Iteration 4. Test time fine-tuning
2-8-2024
Goal
Explore different ways to do test time fine-tuning and see if we can improve the results on the evaluation dataset.
Motivation
So far I have seen that I can fine-tune an LLM such as Phi-3 on ARC train tasks and improve the accuracy of the model on the evaluation dataset. On an interview the MindsAI team said the following:
If you train a model on the re-arc dataset you will get like 1% on the test set. But if you apply their techniques of active inference the score will increase to 23%
Thus although I know that there is room for improvement in the part of training a model in ARC like tasks, I believe I should investigate first on test time fine-tuning techniques because they seem to be very relevant for this challenge.
Thus my idea is to explore different ways to use the development dataset (without the test outputs) and see if I can improve the validation loss.
Development
Results
First results
experiment | val loss | val accuracy |
---|---|---|
baseline | 0.1445 | 6.50% |
train with n-1 samples | 0.1398 | 7.20% |
add geometric augmentations | 0.1107 | TODO |
add color swap | 0.099 | 16.80% |
preserve original color when using color swap | - | - |
train with n-2 samples | - | - |
- Test-time fine-tuning has clearly improved the validation loss and accuracy of the baseline model.
- One surprising finding is that using geometric and color augmentations is helpful. I would have said that training with the exact same data would have been better. F.e. preserving the original color when using color swap did not brought improvements.
- Training with n-2 samples did not improve over training with n-1 samples. This matched my intuition because we are not increasing the number of tasks, we are just removing input information.
- Best trainings are taking in the order of 20h in my PC, which is better than Kaggle hardware. This should be at least 4 times faster to be able to use it at submission. Maybe I can try to increase the learning rate to see if the training is faster.

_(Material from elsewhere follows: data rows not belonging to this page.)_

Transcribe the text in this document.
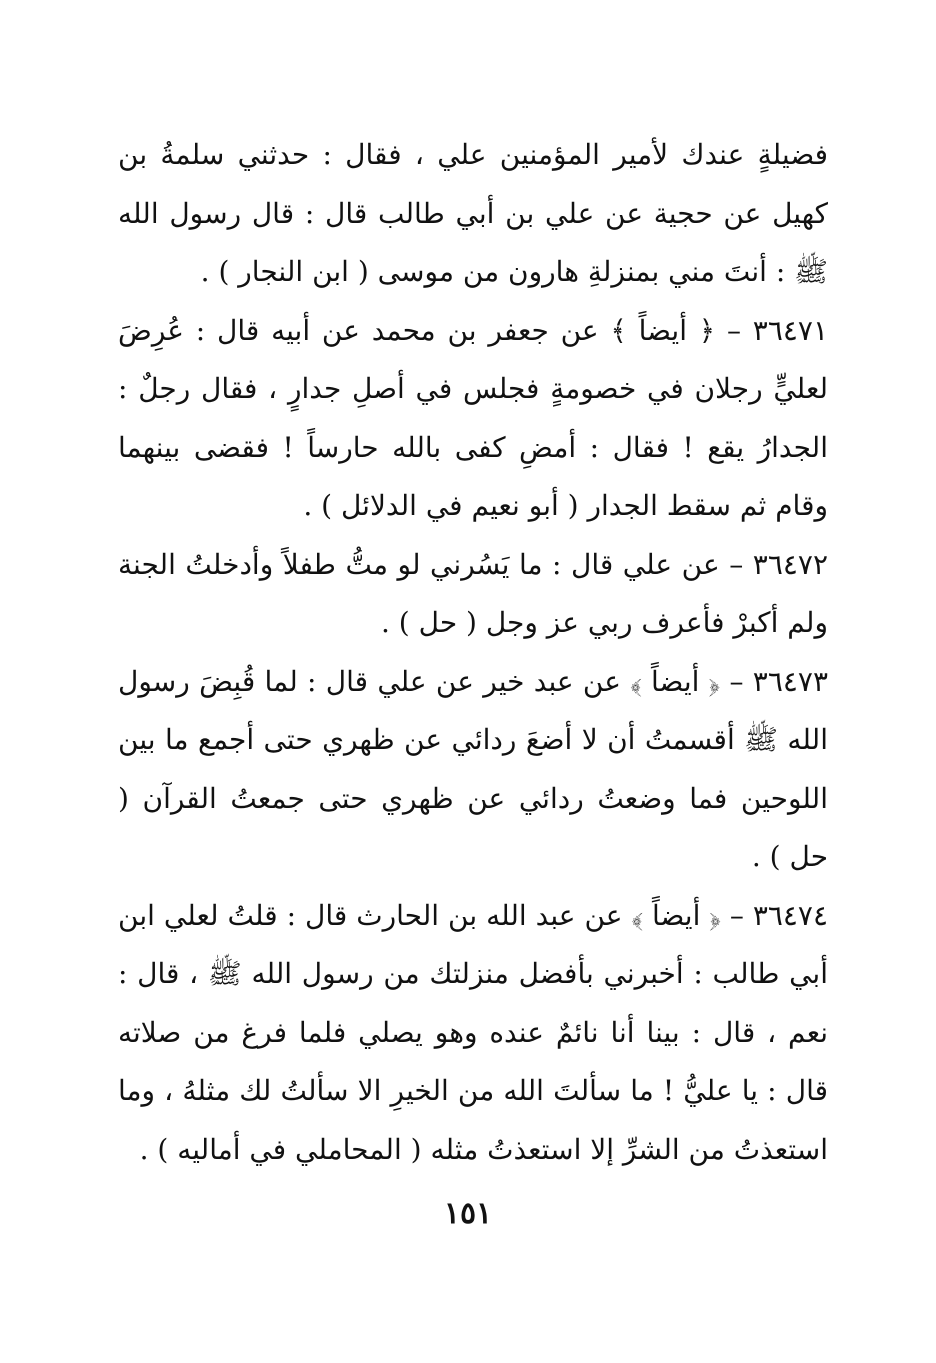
فضيلةٍ عندك لأمير المؤمنين علي ، فقال : حدثني سلمةُ بن كهيل عن حجية عن علي بن أبي طالب قال : قال رسول الله ﷺ : أنتَ مني بمنزلةِ هارون من موسى ( ابن النجار ) .

٣٦٤٧١ – ﴿ أيضاً ﴾ عن جعفر بن محمد عن أبيه قال : عُرِضَ لعليٍّ رجلان في خصومةٍ فجلس في أصلِ جدارٍ ، فقال رجلٌ : الجدارُ يقع ! فقال : أمضِ كفى بالله حارساً ! فقضى بينهما وقام ثم سقط الجدار ( أبو نعيم في الدلائل ) .

٣٦٤٧٢ – عن علي قال : ما يَسُرني لو متُّ طفلاً وأدخلتُ الجنة ولم أكبرْ فأعرف ربي عز وجل ( حل ) .

٣٦٤٧٣ – ﴿ أيضاً ﴾ عن عبد خير عن علي قال : لما قُبِضَ رسول الله ﷺ أقسمتُ أن لا أضعَ ردائي عن ظهري حتى أجمع ما بين اللوحين فما وضعتُ ردائي عن ظهري حتى جمعتُ القرآن ( حل ) .

٣٦٤٧٤ – ﴿ أيضاً ﴾ عن عبد الله بن الحارث قال : قلتُ لعلي ابن أبي طالب : أخبرني بأفضل منزلتك من رسول الله ﷺ ، قال : نعم ، قال : بينا أنا نائمٌ عنده وهو يصلي فلما فرغ من صلاته قال : يا عليُّ ! ما سألتَ الله من الخيرِ الا سألتُ لك مثلهُ ، وما استعذتُ من الشرِّ إلا استعذتُ مثله ( المحاملي في أماليه ) .

١٥١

Trying to speedup fine-tuning
I have tried lowering the batch size and increasing the learning rate to see if I could fine-tune in less steps. I haven't been succesfull, but it seems that lowering the batch size worsens the validation loss.

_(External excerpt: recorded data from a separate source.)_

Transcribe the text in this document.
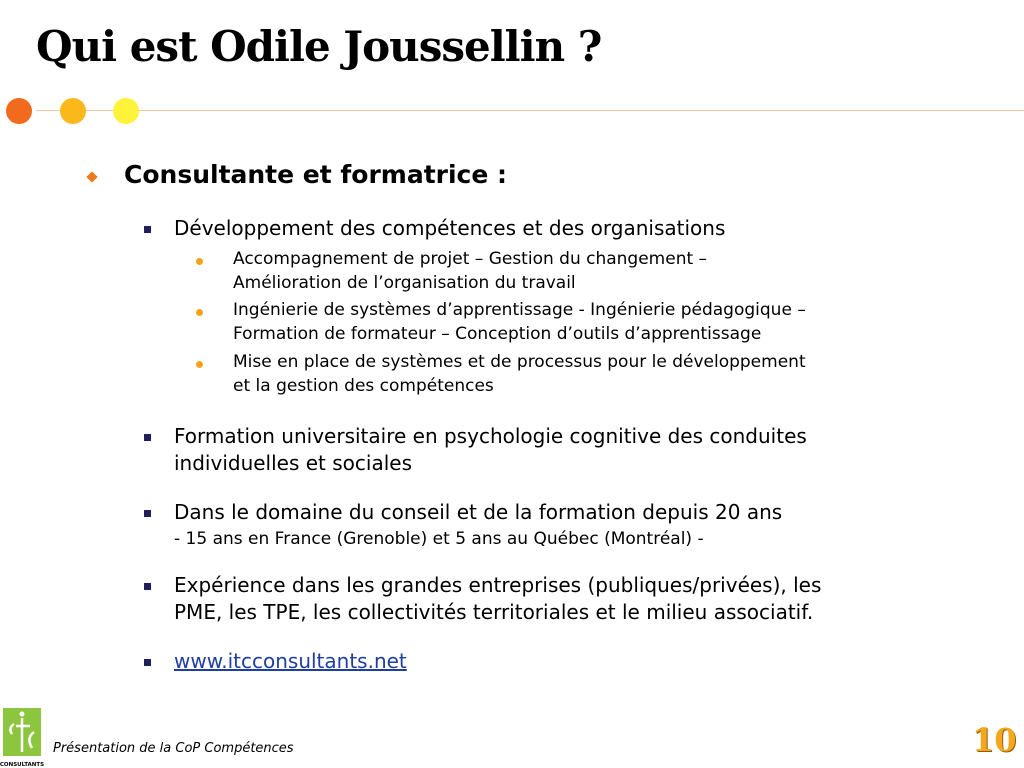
Qui est Odile Joussellin ?
Consultante et formatrice :
Développement des compétences et des organisations
Accompagnement de projet – Gestion du changement –
Amélioration de l’organisation du travail
Ingénierie de systèmes d’apprentissage - Ingénierie pédagogique –
Formation de formateur – Conception d’outils d’apprentissage
Mise en place de systèmes et de processus pour le développement
et la gestion des compétences
Formation universitaire en psychologie cognitive des conduites
individuelles et sociales
Dans le domaine du conseil et de la formation depuis 20 ans
- 15 ans en France (Grenoble) et 5 ans au Québec (Montréal) -
Expérience dans les grandes entreprises (publiques/privées), les
PME, les TPE, les collectivités territoriales et le milieu associatif.
www.itcconsultants.net
CONSULTANTS
Présentation de la CoP Compétences	10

Test time fine-tuning on Kaggle
Model | parameters (M) | max context length (k) | seq_len | 10 steps time (min) | 1000 steps time (hours) |
---|---|---|---|---|---|
Phi-3 (3.8B) | 3800 | 128 | 1024 | 16 | 26.7 |
Phi-3 int4 (3.8B) | 3800 | 128 | 4096 | 34 | 56.7 |
I had to quantize Phi-3 to int4 to be able to fine-tune with a context length of 4096. However the hardware is slow and it would require 56 hours to fine-tune for 1k steps. Thus I cannot do test time fine-tuning with Phi-3 on Kaggle, I should find another model.
Conclusion
By using test time fine-tuning I have been able to improve eval accuracy from 6.5% to 16.8%. However I have found that I cannot do test time fine-tuning on Kaggle with Phi-3, it would take 56 hours and I only have 12.
Next steps
- Find another smaller model that can do test time fine-tuning on Kaggle.
TODO
- Can I think of additional augmentations? So far I cannot think of other general augmentations such as geometric transforms or color swap.
- Can I speedup training?
- Can I do test-time fine-tuning on Kaggle with Phi-3? I have doubts about memory requirements. Create a notebook to validate the idea.